Imagine what it would feel like to hike up or down a slope covered in marbles. That is what it feels like to hike along scree.
Scree refers to loose pebbles on a slope. Talus, a related term, is a slope with bigger rocks and boulders. In common use, the terms are sometimes used interchangeably, though many distinguish the two: scree is the loose stuff on a slope whereas talus is the slope itself. Most outdoors enthusiasts would agree that scree is loose, smaller rocks and pebbles that we do not like to be on (like walking on marbles). Talus is a slope with bigger rocks that may be stacked on each other in a way that hiking on them is stable, although their uneven surfaces increase the risk of a sprained ankle if you don’t have high-ankle boots or aren’t paying attention to your footing.
The cause of scree and talus is periodic rockfall from adjacent cliff faces. Water gets in cracks, freezes, expands and breaks down the rock, which falls in smaller pieces that create a slope or gully full of rock pieces. Some of these rockfalls knock other rocks below loose, which can cause a full-scale rock slide that can be quite destructive – and loud.

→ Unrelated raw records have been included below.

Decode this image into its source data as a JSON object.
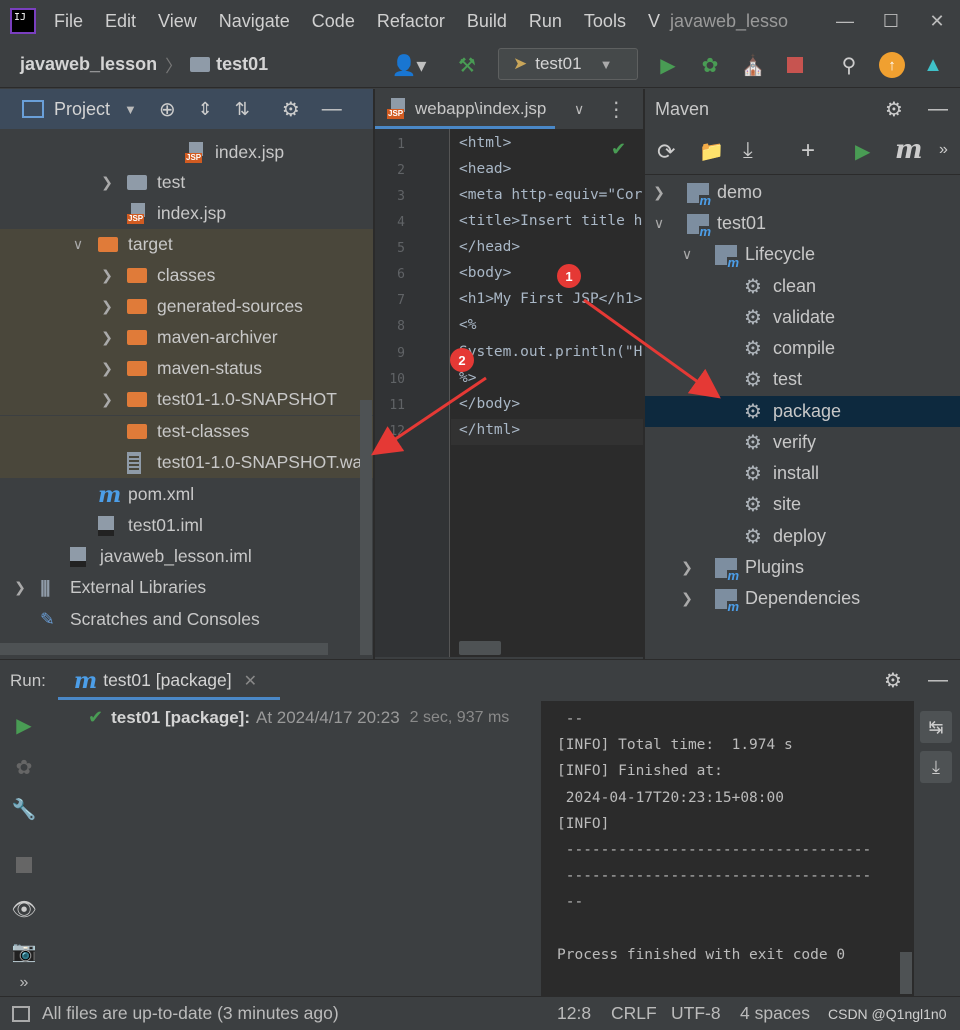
{
  "menubar": {
    "logo": "IJ",
    "items": [
      "File",
      "Edit",
      "View",
      "Navigate",
      "Code",
      "Refactor",
      "Build",
      "Run",
      "Tools",
      "V"
    ],
    "window_title": "javaweb_lesso"
  },
  "navbar": {
    "project": "javaweb_lesson",
    "module": "test01",
    "run_config": "test01"
  },
  "project_panel": {
    "title": "Project",
    "tree": [
      {
        "label": "index.jsp",
        "icon": "jsp-file-icon",
        "indent": 185,
        "arrow": ""
      },
      {
        "label": "test",
        "icon": "folder-icon",
        "indent": 127,
        "arrow": ">"
      },
      {
        "label": "index.jsp",
        "icon": "jsp-file-icon",
        "indent": 127,
        "arrow": ""
      },
      {
        "label": "target",
        "icon": "folder-orange-icon",
        "indent": 98,
        "arrow": "v"
      },
      {
        "label": "classes",
        "icon": "folder-orange-icon",
        "indent": 127,
        "arrow": ">"
      },
      {
        "label": "generated-sources",
        "icon": "folder-orange-icon",
        "indent": 127,
        "arrow": ">"
      },
      {
        "label": "maven-archiver",
        "icon": "folder-orange-icon",
        "indent": 127,
        "arrow": ">"
      },
      {
        "label": "maven-status",
        "icon": "folder-orange-icon",
        "indent": 127,
        "arrow": ">"
      },
      {
        "label": "test01-1.0-SNAPSHOT",
        "icon": "folder-orange-icon",
        "indent": 127,
        "arrow": ">"
      },
      {
        "label": "test-classes",
        "icon": "folder-orange-icon",
        "indent": 127,
        "arrow": ""
      },
      {
        "label": "test01-1.0-SNAPSHOT.war",
        "icon": "war-file-icon",
        "indent": 127,
        "arrow": ""
      },
      {
        "label": "pom.xml",
        "icon": "maven-file-icon",
        "indent": 98,
        "arrow": ""
      },
      {
        "label": "test01.iml",
        "icon": "iml-file-icon",
        "indent": 98,
        "arrow": ""
      },
      {
        "label": "javaweb_lesson.iml",
        "icon": "iml-file-icon",
        "indent": 70,
        "arrow": ""
      },
      {
        "label": "External Libraries",
        "icon": "library-icon",
        "indent": 40,
        "arrow": ">"
      },
      {
        "label": "Scratches and Consoles",
        "icon": "scratch-icon",
        "indent": 40,
        "arrow": ""
      }
    ]
  },
  "editor": {
    "tab": "webapp\\index.jsp",
    "lines": [
      {
        "n": "1",
        "code": "<html>"
      },
      {
        "n": "2",
        "code": "<head>"
      },
      {
        "n": "3",
        "code": "<meta http-equiv=\"Cor"
      },
      {
        "n": "4",
        "code": "<title>Insert title h"
      },
      {
        "n": "5",
        "code": "</head>"
      },
      {
        "n": "6",
        "code": "<body>"
      },
      {
        "n": "7",
        "code": "<h1>My First JSP</h1>"
      },
      {
        "n": "8",
        "code": "<%"
      },
      {
        "n": "9",
        "code": "System.out.println(\"H"
      },
      {
        "n": "10",
        "code": "%>"
      },
      {
        "n": "11",
        "code": "</body>"
      },
      {
        "n": "12",
        "code": "</html>"
      }
    ]
  },
  "maven": {
    "title": "Maven",
    "tree": [
      {
        "label": "demo",
        "arrow": ">",
        "icon": "maven-project-icon",
        "indent": 10
      },
      {
        "label": "test01",
        "arrow": "v",
        "icon": "maven-project-icon",
        "indent": 10
      },
      {
        "label": "Lifecycle",
        "arrow": "v",
        "icon": "lifecycle-folder-icon",
        "indent": 38
      },
      {
        "label": "clean",
        "arrow": "",
        "icon": "gear-icon",
        "indent": 96
      },
      {
        "label": "validate",
        "arrow": "",
        "icon": "gear-icon",
        "indent": 96
      },
      {
        "label": "compile",
        "arrow": "",
        "icon": "gear-icon",
        "indent": 96
      },
      {
        "label": "test",
        "arrow": "",
        "icon": "gear-icon",
        "indent": 96
      },
      {
        "label": "package",
        "arrow": "",
        "icon": "gear-icon",
        "indent": 96,
        "selected": true
      },
      {
        "label": "verify",
        "arrow": "",
        "icon": "gear-icon",
        "indent": 96
      },
      {
        "label": "install",
        "arrow": "",
        "icon": "gear-icon",
        "indent": 96
      },
      {
        "label": "site",
        "arrow": "",
        "icon": "gear-icon",
        "indent": 96
      },
      {
        "label": "deploy",
        "arrow": "",
        "icon": "gear-icon",
        "indent": 96
      },
      {
        "label": "Plugins",
        "arrow": ">",
        "icon": "plugins-folder-icon",
        "indent": 38
      },
      {
        "label": "Dependencies",
        "arrow": ">",
        "icon": "dependencies-folder-icon",
        "indent": 38
      }
    ]
  },
  "run_panel": {
    "label": "Run:",
    "tab": "test01 [package]",
    "task_name": "test01 [package]:",
    "task_time": "At 2024/4/17 20:23",
    "task_duration": "2 sec, 937 ms",
    "console": [
      " --",
      "[INFO] Total time:  1.974 s",
      "[INFO] Finished at:",
      " 2024-04-17T20:23:15+08:00",
      "[INFO]",
      " -----------------------------------",
      " -----------------------------------",
      " --",
      "",
      "Process finished with exit code 0"
    ]
  },
  "statusbar": {
    "message": "All files are up-to-date (3 minutes ago)",
    "position": "12:8",
    "line_sep": "CRLF",
    "encoding": "UTF-8",
    "indent": "4 spaces",
    "watermark": "CSDN @Q1ngl1n0"
  },
  "annotations": {
    "marker1": "1",
    "marker2": "2"
  },
  "colors": {
    "selection": "#0d293e",
    "highlight_rows": "#4a473b",
    "accent_green": "#499c54",
    "red_annotation": "#e53935",
    "orange_folder": "#e07b39"
  }
}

Scree is common in loose gullies. Unfortunately, gullies are often the best way to get up to a saddle between two higher points or to a ridge. At least gullies have sides that might give you handholds – I will always look for that when ascending or descending a gully.
Talus fields can also be layers of rock right on the surface of a slope that can be loose, stable, or a mix. Scree and talus are common hiking trail conditions, so how do you handle these obstacles?
If you know your trail will include patches of scree or talus, leave the sandals at home for sure—this is the time to wear sturdy footwear with solid heel and toe protection, and good ankle support. If you find yourself getting pebbles or sand down your shoes or boots, next time wear gaiters.
Hiking on Scree
There are many techniques to navigate through scree. When hiking uphill, look for anything that might be solid, such as a patch of grass or a bigger rock that looks solid—but test it before putting your full weight on it. Try digging your toes in when going uphill. I have found sidestepping up also helps because I get more of the boot (the whole side edge) into the mountain.
When going downhill, you can kick your heels in, but be prepared for some slippage. That can still work as long as you keep your balance right over your boots—just like keeping your weight over the center of your skis when downhill skiing.
Finding solid objects like trees and large rocks as handholds helps immensely. In some talus fields you will see a faint path of flattened rock—that is almost always more stable from others having been there before you.
If you see switchbacks, take them—not only will it be safer, you will also avoid destroying parts of the mountain from man-made disturbance.
I am a firm believer in hiking poles that help in all kinds of conditions, but especially on scree where they can help you maintain your balance and take some pressure off your footfalls. If you are in a gully, you can have one hand on the sidewall and the other working a hiking pole. In that case, stow the other pole on your pack.
If you have really good balance, you can try “screeing,” which is like skating or skiing down the rocky slope. I have done this a few times and I have seen others do it, but I don’t recommend it. You can be skating downhill and hit a rock that doesn’t move, and the next thing you know you are pitching forward, tumbling headfirst down the slope. The mass of your body hitting the loose rocks as you fall can cause a rockslide with you in it. I can recall vividly a young, very fit girl skating down the scree in the gully on Mt. Sneffels. She passed me in very smooth actions and then hit a fixed rock and fell forward right on her face. The rocks are sharp and unforgiving—she made a mess of a very pretty face.
A final note: when navigating scree or talus, make sure you are not in the fall line with your buddies. The uppermost hiker can easily kick rocks loose which can fall and hit those hiking below. If you kick a rock loose, shout “ROCK” loudly as a warning to those below you.